Revenons à nos oies. Les habitants du quartier sont donc expropriés, on construit en 1964 l’autoroute Bonaventure et l’Autostade… qui sera pour sa part démoli en 1970. Le sol de l’endroit sera jugé comme étant trop pollué pour y reconstruire des maisons.

Je ne sais pas pourquoi ils prenaient aussi les photos d’expropriation à l’intérieur des maisons, mais le résultat est remarquable.
Archives de la Ville de Montréal

Pourquoi s’être acharnés sur Village-aux-oies? Plusieurs hypothèses existent. Ça pourrait avoir tout simplement fait partie d’un plan d’urbanisme, qui prévoyait que les zones de taudis identifiés par le rapport Dozois (dont Goose Village) devaient être détruites pour relocaliser les gens vers des habitations plus salubres. D’autres parlent d’une guerre entre le maire de l’époque, Jean Drapeau, et Frank Hanley, l’élu qui représentait ce secteur de l’île. On dit aussi que ce n’était pas glamour, pour les touristes qui arrivaient à l’Expo par le pont Victoria, d’avoir cette vue comme accueil à Montréal (on se rappelle que le Faubourg était pour sa part au pied du pont Jacques-Cartier et a subi le même sort).

Archives de la Ville de Montréal

Exproprier des quartiers au complet, c’est rare que ça se voit, et c’est probablement pour ça qu’on s’en rappelle.

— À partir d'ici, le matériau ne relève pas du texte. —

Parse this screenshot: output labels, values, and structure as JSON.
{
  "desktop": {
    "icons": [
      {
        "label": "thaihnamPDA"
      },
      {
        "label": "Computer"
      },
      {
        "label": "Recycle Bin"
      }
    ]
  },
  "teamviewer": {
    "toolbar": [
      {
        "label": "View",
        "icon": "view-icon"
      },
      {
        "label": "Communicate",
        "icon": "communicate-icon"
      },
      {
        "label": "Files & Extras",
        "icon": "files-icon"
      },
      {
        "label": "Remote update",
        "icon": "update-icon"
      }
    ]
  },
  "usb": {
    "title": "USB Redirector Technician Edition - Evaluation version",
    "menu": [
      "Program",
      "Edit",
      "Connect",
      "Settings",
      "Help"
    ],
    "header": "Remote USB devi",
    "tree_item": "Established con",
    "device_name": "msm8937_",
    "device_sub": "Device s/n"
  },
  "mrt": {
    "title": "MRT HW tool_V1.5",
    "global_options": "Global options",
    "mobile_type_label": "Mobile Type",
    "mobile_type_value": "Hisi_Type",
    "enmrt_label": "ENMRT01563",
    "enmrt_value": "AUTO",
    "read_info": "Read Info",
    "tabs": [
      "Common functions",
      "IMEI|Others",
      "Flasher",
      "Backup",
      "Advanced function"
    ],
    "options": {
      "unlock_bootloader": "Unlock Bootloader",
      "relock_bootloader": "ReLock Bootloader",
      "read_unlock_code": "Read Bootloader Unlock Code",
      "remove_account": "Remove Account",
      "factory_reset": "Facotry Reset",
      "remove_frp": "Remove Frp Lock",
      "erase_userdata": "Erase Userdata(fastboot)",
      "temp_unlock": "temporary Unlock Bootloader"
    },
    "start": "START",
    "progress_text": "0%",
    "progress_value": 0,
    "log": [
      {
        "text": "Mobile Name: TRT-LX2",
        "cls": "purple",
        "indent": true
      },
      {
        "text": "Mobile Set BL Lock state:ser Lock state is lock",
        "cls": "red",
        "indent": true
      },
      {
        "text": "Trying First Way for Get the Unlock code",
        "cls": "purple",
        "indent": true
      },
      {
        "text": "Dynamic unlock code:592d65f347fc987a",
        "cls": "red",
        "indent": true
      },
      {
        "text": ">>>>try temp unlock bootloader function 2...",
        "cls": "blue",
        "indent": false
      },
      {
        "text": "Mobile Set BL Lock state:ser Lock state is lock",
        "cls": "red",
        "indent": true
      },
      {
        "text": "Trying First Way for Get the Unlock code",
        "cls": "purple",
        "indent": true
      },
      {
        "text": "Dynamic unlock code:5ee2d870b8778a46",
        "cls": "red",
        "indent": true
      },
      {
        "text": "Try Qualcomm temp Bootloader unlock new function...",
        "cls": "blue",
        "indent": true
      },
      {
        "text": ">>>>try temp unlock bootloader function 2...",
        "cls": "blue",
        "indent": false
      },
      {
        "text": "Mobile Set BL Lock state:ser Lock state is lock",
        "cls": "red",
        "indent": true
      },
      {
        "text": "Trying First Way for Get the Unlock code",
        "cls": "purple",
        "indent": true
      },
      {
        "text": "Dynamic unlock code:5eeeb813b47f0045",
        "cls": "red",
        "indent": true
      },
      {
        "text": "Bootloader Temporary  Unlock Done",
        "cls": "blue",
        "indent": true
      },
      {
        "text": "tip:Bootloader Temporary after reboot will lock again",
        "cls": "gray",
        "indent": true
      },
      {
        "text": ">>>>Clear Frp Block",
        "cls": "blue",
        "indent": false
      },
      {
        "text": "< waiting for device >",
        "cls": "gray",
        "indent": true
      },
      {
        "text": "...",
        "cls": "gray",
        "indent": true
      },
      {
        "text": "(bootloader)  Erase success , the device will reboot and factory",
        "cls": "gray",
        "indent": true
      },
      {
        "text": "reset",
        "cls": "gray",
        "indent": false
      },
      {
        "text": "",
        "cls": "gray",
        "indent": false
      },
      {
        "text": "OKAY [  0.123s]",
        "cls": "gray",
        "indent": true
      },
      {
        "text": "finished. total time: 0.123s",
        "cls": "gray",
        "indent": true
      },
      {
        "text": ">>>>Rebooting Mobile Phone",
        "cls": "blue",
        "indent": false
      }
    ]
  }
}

Mais souvent, bien qu’il ne s’agisse que de quelques maisons, les effets sont quand même importants: c’est d’ailleurs ce qu’ont connu quelques familles de Montréal en 2014, alors que les travaux pour le nouveau pont Champlain se mettaient en branle.

Pour 2017, on vous souhaite d’être bien dans votre quartier, d’apprendre à le connaître… et de ne pas vous faire exproprier.

Archives de la Ville de Montréal

Cet article a été en grande partie inspiré par ces articles sur les quartiers disparus sur le site Archives de Montréal.

 

 

Pour continuer la lecture: «Les expropriés du pont Champlain».

  • Pythagore

    L’Autostade n’a pas été démoli en 1970, mais en 1980. Les Alouettes de Montréal jouaient à l’Autostade en 1976, l’année des Jeux Olympiques de Montréal, pour être ensuite relocalisés au Stade Olympique devenu vacant après les jeux.

    Pour le 12,50$, il faudrait peut-être prendre la peine de faire la conversion en dollars constants. Parce qu’en 1960, 12,50$ c’était pas mal plus d’argent que 12,50$ aujourd’hui, mais j’imagine que ça va mal avec le sensationnalisme que l’auteure essaie tant bien que mal de susciter à travers son article mal écrit et sans rigueur.